Cairn - burial cairn, Tyrone, Co. Galway
Co. Galway |
Cairns
A low mound sitting on a slight rise in farmland near Tyrone in County Galway presents a small puzzle of origins.
To look at it, the cairn seems unremarkable enough: a roughly circular, flat-topped heap of grassed-over stones, about nine metres across at the base and only a metre and a quarter high. The landowner has described it as a modern construction, and on that basis it might be dismissed without a second glance.
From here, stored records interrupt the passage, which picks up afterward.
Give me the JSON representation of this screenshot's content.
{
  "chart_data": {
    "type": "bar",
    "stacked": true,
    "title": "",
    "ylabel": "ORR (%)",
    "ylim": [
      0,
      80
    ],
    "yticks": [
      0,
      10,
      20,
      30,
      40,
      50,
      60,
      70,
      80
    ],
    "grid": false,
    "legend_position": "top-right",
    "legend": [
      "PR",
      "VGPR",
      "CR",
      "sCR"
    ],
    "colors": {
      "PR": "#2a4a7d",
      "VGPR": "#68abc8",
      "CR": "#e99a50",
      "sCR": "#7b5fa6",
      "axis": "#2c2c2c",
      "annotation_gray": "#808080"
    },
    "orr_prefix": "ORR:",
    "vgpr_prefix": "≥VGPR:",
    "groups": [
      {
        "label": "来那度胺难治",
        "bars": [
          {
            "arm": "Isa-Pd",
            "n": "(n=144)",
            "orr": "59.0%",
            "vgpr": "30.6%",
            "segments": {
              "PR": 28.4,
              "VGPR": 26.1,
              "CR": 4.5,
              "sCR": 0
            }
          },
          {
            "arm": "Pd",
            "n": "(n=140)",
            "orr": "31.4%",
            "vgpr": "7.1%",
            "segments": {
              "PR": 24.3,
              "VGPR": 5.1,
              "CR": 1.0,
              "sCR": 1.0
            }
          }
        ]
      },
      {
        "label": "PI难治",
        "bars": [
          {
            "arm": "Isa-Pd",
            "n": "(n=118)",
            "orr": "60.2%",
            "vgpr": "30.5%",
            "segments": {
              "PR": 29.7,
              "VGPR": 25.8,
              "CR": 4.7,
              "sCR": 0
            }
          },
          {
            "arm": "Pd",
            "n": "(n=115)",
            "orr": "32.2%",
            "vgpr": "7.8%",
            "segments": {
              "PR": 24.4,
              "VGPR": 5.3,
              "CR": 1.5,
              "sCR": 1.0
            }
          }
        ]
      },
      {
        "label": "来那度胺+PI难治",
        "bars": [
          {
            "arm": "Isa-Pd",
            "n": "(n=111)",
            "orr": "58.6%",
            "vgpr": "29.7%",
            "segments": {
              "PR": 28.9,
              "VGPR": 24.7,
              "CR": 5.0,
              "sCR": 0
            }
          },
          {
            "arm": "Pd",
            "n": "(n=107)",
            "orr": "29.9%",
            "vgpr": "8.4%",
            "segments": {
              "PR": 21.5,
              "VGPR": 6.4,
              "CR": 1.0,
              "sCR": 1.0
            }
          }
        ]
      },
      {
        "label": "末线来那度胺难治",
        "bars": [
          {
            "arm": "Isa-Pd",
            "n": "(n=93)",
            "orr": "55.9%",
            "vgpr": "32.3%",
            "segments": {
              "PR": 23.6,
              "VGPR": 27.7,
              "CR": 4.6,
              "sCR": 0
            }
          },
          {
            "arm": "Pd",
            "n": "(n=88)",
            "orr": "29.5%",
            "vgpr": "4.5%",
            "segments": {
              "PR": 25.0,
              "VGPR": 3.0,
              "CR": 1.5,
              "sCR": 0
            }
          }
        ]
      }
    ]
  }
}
But beneath the surface lie four stone slabs, and those slabs complicate the story considerably.
Writing in 1952, a researcher named McCaffrey recorded what he found when examining a depression at the cairn's centre, a hollow roughly three metres long, 1.8 metres wide, and 0.8 metres deep. Within it sat a single upright stone, around 1.2 metres long and 0.7 metres tall, set on edge. McCaffrey interpreted this as the remains of a plundered cist or chamber. A cist is a small stone-lined box grave, typically prehistoric, in which a body or cremated remains would have been placed before being sealed and covered with a cairn. The presence of standing stonework and covering slabs suggests that whatever was built here originally, it was not simply a field clearance heap. Whether the visible cairn was raised over an already ancient structure, or represents a later attempt to consolidate or conceal something already disturbed, the notes leave open. What seems reasonably clear is that the mound carries older material within it, and that the plundering had already taken place before McCaffrey arrived to document what remained.